Her commitment to democracy was deep and influenced all that she did in her lifetime. When she was a child, her family had to flee Czechoslovakia twice, first to escape the Nazis and then the Communists. Her experience as a refugee clearly shaped her worldview, which included an abiding love for her adopted country. As she once said, “Only in America can a refugee become the Secretary of State.”
Madeleine viewed democracy as something that had to be defended at the level of each citizen. In her interactions with young people, she conveyed that they had a responsibility — and the power — to fight for their own rights and freedoms.
It spoke volumes that her first official trip as Secretary of State was not to a foreign capital, but to Rice University in Texas, where she promised, “As Secretary, I will do my best to talk about foreign policy not in abstract terms, but in human terms — and in bipartisan terms.

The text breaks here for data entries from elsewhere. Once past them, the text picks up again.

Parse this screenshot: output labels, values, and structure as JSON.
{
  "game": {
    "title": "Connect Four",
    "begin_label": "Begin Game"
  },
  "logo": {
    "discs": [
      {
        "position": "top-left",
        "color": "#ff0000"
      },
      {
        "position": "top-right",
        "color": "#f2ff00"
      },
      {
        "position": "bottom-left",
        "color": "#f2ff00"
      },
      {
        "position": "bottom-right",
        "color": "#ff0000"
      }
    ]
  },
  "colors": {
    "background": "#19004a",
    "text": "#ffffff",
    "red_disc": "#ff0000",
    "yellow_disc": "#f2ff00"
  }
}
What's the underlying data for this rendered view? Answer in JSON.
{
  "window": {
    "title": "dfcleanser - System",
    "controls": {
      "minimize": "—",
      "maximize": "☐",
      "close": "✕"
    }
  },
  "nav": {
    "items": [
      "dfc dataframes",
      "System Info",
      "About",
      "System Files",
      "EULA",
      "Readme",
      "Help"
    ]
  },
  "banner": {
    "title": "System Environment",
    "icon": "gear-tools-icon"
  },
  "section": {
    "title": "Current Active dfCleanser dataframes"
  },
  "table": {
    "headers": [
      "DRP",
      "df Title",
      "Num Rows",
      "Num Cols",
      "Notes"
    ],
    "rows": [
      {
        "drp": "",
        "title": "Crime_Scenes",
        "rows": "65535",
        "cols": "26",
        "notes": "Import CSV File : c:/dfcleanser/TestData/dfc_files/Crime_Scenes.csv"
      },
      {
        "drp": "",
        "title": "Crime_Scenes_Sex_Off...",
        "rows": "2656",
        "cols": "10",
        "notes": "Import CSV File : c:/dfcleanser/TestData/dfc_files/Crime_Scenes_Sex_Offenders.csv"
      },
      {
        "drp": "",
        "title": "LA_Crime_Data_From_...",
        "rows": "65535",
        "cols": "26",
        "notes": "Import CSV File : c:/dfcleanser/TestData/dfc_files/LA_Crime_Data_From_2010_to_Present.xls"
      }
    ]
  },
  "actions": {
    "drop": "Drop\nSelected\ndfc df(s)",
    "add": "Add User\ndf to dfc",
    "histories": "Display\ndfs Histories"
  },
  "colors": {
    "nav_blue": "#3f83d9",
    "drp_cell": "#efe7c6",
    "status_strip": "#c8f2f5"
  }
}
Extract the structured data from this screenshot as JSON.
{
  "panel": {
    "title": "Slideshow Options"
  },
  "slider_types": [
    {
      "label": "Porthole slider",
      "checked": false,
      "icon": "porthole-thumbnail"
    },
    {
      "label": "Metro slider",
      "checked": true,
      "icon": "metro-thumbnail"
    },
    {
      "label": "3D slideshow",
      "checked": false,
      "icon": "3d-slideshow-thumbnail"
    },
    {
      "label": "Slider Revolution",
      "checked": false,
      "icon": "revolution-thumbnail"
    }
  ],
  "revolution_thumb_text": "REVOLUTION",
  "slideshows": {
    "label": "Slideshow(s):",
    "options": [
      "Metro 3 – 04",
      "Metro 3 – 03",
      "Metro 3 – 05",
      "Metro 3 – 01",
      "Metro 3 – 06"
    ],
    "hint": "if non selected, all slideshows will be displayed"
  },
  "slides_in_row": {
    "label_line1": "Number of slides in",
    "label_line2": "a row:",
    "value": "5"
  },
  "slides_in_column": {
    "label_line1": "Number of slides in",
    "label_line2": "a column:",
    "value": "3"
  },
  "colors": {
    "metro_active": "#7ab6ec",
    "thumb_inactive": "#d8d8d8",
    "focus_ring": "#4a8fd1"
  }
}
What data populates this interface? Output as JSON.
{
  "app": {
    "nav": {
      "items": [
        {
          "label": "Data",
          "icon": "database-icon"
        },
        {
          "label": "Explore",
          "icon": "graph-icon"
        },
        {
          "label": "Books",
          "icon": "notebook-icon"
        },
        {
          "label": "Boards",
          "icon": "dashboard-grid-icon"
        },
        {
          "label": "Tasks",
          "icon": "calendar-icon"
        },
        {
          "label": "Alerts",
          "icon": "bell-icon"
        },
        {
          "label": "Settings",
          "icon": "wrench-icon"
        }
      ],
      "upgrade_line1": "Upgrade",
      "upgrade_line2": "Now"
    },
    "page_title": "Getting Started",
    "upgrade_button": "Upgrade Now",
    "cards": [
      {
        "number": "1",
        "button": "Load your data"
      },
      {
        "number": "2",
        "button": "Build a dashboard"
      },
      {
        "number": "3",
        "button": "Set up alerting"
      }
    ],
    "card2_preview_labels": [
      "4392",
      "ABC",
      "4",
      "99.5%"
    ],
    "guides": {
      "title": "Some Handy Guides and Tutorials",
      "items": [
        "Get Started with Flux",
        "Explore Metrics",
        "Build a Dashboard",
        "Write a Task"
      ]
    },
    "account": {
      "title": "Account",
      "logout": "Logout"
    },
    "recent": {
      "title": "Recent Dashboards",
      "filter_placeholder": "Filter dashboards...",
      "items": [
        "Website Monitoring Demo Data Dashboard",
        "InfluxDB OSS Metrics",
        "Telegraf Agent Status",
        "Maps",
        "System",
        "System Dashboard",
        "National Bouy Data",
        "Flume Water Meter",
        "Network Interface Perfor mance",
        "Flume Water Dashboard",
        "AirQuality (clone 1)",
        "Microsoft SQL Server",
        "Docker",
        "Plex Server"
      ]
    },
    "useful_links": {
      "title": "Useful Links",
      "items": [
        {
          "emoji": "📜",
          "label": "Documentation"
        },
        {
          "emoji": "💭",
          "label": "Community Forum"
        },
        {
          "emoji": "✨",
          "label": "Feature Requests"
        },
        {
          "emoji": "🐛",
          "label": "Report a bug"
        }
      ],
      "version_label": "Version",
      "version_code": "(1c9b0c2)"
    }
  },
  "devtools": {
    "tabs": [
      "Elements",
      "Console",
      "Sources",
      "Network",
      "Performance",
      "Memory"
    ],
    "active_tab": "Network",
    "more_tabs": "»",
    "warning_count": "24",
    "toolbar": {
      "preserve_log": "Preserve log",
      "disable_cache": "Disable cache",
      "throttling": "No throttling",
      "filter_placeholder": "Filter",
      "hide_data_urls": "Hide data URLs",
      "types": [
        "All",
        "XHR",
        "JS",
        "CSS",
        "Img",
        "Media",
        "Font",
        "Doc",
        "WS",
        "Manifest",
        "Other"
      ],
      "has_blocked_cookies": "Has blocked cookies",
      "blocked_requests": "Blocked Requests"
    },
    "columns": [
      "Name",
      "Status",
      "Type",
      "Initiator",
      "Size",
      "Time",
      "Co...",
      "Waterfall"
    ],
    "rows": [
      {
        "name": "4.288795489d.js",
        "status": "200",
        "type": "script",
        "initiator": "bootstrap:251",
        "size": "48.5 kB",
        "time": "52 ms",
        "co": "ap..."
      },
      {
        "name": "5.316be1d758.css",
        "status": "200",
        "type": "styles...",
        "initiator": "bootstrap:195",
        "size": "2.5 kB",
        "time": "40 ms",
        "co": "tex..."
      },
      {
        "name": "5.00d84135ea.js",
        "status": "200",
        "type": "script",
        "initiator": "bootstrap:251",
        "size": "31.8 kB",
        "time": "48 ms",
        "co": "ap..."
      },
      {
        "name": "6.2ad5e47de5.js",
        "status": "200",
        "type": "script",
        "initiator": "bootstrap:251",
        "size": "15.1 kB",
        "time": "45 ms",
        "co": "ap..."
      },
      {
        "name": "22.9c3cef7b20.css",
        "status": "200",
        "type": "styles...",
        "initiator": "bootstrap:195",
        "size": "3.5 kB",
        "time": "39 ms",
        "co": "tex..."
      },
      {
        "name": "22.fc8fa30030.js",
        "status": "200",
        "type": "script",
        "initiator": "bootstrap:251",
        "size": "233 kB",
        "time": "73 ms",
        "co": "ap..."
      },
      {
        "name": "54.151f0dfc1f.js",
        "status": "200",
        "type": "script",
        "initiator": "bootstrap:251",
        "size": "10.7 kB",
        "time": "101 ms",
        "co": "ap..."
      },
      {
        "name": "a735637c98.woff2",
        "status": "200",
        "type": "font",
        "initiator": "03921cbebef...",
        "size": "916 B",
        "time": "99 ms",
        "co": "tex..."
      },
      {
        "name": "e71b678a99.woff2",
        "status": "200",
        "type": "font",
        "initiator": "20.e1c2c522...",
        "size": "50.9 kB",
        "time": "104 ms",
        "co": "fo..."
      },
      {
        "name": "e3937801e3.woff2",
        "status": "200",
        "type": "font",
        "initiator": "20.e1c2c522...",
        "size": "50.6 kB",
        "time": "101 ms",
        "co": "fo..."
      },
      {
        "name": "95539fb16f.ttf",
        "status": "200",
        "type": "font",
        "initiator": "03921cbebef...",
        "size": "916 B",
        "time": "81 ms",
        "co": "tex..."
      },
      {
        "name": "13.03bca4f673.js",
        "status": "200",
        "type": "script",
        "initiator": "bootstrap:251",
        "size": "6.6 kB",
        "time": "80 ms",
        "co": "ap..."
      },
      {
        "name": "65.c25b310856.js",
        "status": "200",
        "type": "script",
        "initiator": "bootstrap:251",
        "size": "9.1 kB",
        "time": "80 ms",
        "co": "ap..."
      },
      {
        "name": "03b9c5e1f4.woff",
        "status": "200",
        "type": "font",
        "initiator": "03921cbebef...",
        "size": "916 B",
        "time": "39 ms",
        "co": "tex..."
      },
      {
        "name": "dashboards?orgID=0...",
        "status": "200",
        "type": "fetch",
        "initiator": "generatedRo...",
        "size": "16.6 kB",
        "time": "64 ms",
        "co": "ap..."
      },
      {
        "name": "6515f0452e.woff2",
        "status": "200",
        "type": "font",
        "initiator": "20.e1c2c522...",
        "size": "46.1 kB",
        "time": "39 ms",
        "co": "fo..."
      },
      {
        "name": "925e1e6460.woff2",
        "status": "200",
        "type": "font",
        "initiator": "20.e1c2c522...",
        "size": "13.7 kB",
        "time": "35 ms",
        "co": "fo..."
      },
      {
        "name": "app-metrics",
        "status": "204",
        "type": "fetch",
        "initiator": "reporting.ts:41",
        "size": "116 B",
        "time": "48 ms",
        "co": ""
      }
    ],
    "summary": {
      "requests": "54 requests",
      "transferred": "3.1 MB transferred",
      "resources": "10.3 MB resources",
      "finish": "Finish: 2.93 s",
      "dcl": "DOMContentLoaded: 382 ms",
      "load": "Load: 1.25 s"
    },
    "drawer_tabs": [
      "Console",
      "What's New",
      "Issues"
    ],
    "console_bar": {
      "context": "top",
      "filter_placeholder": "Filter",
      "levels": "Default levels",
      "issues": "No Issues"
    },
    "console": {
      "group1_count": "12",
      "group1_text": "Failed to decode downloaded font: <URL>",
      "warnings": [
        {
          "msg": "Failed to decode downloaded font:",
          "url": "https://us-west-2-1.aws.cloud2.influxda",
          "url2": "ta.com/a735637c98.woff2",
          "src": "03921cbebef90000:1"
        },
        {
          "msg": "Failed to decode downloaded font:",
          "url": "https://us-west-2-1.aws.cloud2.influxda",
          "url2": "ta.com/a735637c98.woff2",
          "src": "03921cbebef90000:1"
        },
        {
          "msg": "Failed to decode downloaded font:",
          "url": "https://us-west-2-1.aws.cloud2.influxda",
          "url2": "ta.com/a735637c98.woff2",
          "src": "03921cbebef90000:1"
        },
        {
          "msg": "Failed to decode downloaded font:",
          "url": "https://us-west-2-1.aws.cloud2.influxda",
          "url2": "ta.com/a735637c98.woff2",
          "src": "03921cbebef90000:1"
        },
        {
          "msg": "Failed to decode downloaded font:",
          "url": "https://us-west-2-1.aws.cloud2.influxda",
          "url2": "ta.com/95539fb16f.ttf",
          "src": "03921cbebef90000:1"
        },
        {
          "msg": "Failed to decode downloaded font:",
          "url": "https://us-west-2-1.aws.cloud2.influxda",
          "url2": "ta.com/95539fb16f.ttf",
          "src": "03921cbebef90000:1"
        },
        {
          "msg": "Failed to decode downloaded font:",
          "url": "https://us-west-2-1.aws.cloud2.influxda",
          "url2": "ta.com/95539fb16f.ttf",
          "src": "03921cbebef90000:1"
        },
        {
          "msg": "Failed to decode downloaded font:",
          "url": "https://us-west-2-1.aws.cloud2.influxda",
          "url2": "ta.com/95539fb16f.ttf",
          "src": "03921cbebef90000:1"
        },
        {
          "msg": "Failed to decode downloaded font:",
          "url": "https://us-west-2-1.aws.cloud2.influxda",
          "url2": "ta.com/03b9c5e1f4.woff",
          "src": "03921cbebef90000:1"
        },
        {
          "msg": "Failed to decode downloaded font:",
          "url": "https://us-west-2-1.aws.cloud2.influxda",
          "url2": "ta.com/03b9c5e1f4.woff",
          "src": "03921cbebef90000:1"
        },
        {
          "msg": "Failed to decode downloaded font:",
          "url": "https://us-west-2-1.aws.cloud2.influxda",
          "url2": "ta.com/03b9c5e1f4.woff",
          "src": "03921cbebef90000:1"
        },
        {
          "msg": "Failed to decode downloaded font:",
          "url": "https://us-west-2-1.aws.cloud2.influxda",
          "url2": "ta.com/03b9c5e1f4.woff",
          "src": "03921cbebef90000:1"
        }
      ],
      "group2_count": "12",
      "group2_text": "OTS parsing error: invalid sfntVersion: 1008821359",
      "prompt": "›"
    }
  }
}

I consider this vital because in our democracy, we cannot pursue policies abroad that are not understood and supported here at home.”
She gave back, and when the Albright Institute pioneered a distinctive, interdisciplinary approach to educating women for leadership in global affairs at Wellesley, she was so generous in sharing her time and wisdom with the more than 500 young women who have been selected as fellows since the Institute was established. She returned to campus to offer each new class a wildly popular lecture that she called “Madeleine’s Diplomatic Toolbox.”
Within the toolbox, as you can imagine, there was a great deal of eternal wisdom. She helped our students to see that complex global problems can only be solved collaboratively and with an appreciation for differing perspectives. “You can lead,” she would say to them, “but you must listen.”
Madeleine listened, and she always made sure to share the credit. When people praised her for breaking the glass ceiling as Secretary of State, she often thanked another Wellesley alumna, Hillary Clinton, who would later go on to become Secretary of State herself, for advocating for her with President Bill Clinton.
Madeleine never forgot the importance of relationships, either. It was part of what made her so effective on the global stage, as she used her tremendous empathy, humor and charm to forge new connections in favor of a more democratic world.
She was also unfailing in her support for women. She mentored a generation of foreign ministers, and when they left office, continued to work with them to advance democracy and women’s rights, which are inextricably linked.
One of her lasting gifts will be the students from around the globe who will live by the wisdom they learned from Madeleine.